The undersigned hereby grants to each such attorney-in-fact full power and authority to do and perform any and every
act and thing whatsoever requisite, necessary, or proper to be done in the exercise of any of the rights and powers
herein granted, as fully to all intents and purposes as the undersigned might or could do if personally present, with
 full power of substitution or revocation, hereby ratifying and confirming all that such attorney-in-fact, or such
attorney-in-fact's substitute or substitutes, shall lawfully do or cause to be done by virtue of this power of attorney
and the rights and powers herein granted.  The undersigned acknowledges that the foregoing attorneys-in-fact, in
serving in such capacity at the request of the undersigned, are not assuming, nor is the Corporation assuming, any
of the undersigned's responsibilities to comply with Section 16 of the Exchange Act.
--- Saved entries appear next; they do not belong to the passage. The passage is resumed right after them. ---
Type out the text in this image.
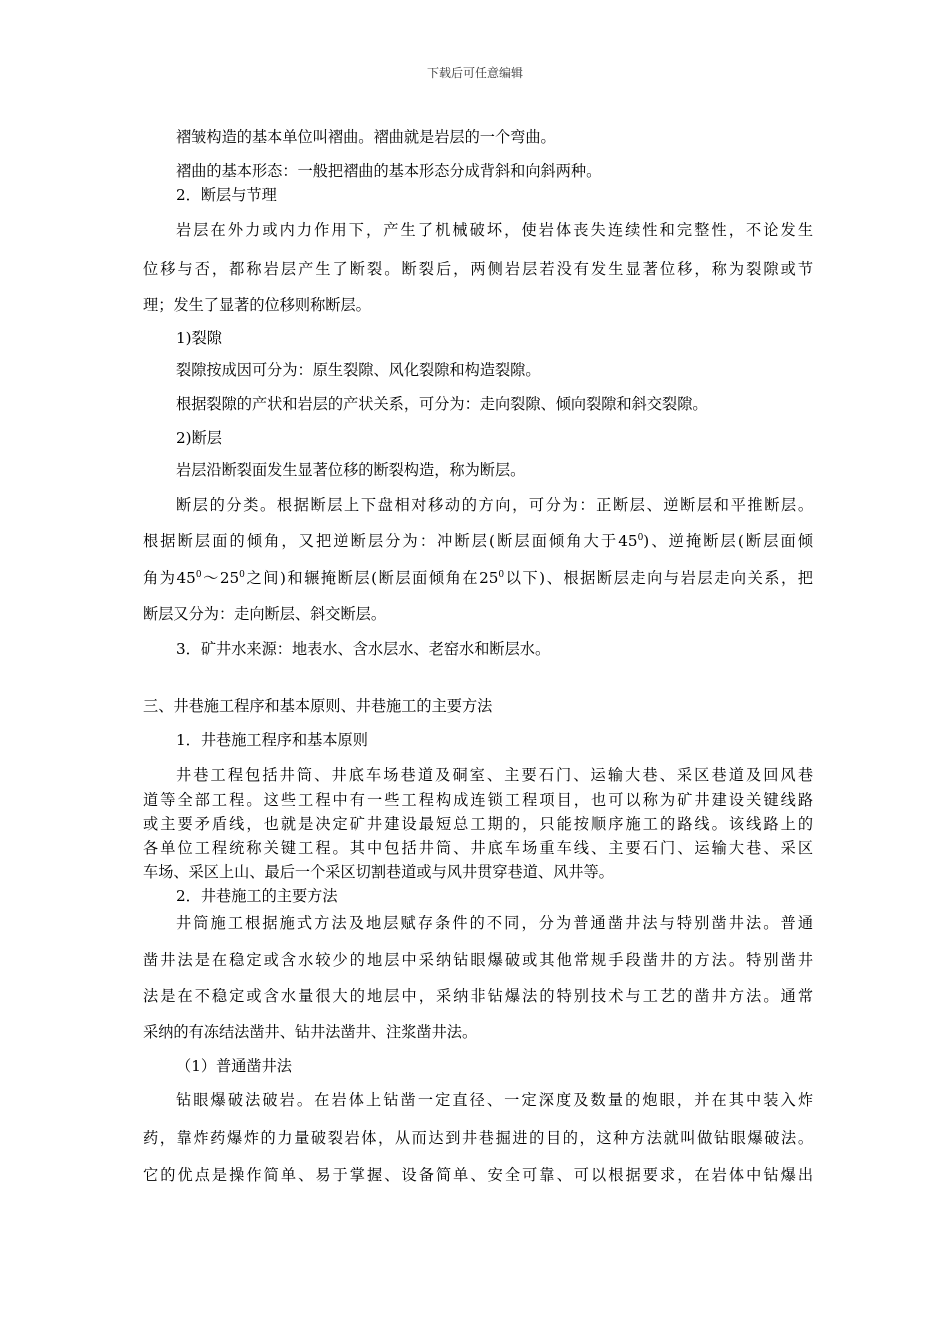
下载后可任意编辑
褶皱构造的基本单位叫褶曲。褶曲就是岩层的一个弯曲。
褶曲的基本形态：一般把褶曲的基本形态分成背斜和向斜两种。
2．断层与节理
岩层在外力或内力作用下，产生了机械破坏，使岩体丧失连续性和完整性，不论发生
位移与否，都称岩层产生了断裂。断裂后，两侧岩层若没有发生显著位移，称为裂隙或节
理；发生了显著的位移则称断层。
1)裂隙
裂隙按成因可分为：原生裂隙、风化裂隙和构造裂隙。
根据裂隙的产状和岩层的产状关系，可分为：走向裂隙、倾向裂隙和斜交裂隙。
2)断层
岩层沿断裂面发生显著位移的断裂构造，称为断层。
断层的分类。根据断层上下盘相对移动的方向，可分为：正断层、逆断层和平推断层。
根据断层面的倾角，又把逆断层分为：冲断层(断层面倾角大于$45^0$)、逆掩断层(断层面倾
角为$45^0\sim 25^0$之间)和辗掩断层(断层面倾角在$25^0$以下)、根据断层走向与岩层走向关系，把
断层又分为：走向断层、斜交断层。
3．矿井水来源：地表水、含水层水、老窑水和断层水。
三、井巷施工程序和基本原则、井巷施工的主要方法
1．井巷施工程序和基本原则
井巷工程包括井筒、井底车场巷道及硐室、主要石门、运输大巷、采区巷道及回风巷
道等全部工程。这些工程中有一些工程构成连锁工程项目，也可以称为矿井建设关键线路
或主要矛盾线，也就是决定矿井建设最短总工期的，只能按顺序施工的路线。该线路上的
各单位工程统称关键工程。其中包括井筒、井底车场重车线、主要石门、运输大巷、采区
车场、采区上山、最后一个采区切割巷道或与风井贯穿巷道、风井等。
2．井巷施工的主要方法
井筒施工根据施式方法及地层赋存条件的不同，分为普通凿井法与特别凿井法。普通
凿井法是在稳定或含水较少的地层中采纳钻眼爆破或其他常规手段凿井的方法。特别凿井
法是在不稳定或含水量很大的地层中，采纳非钻爆法的特别技术与工艺的凿井方法。通常
采纳的有冻结法凿井、钻井法凿井、注浆凿井法。
（1）普通凿井法
钻眼爆破法破岩。在岩体上钻凿一定直径、一定深度及数量的炮眼，并在其中装入炸
药，靠炸药爆炸的力量破裂岩体，从而达到井巷掘进的目的，这种方法就叫做钻眼爆破法。
它的优点是操作简单、易于掌握、设备简单、安全可靠、可以根据要求，在岩体中钻爆出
This Power of Attorney shall remain in full force and effect until the undersigned is no longer required to file
Forms 3, 4, and 5 with respect to the undersigned's holdings of and transactions in securities issued by the
Corporation, unless earlier revoked by the undersigned in a signed writing delivered to the foregoing attorneys-in-fact.

IN WITNESS WHEREOF, the undersigned has caused this Power of Attorney to be executed as of this 29th day of February, 2012.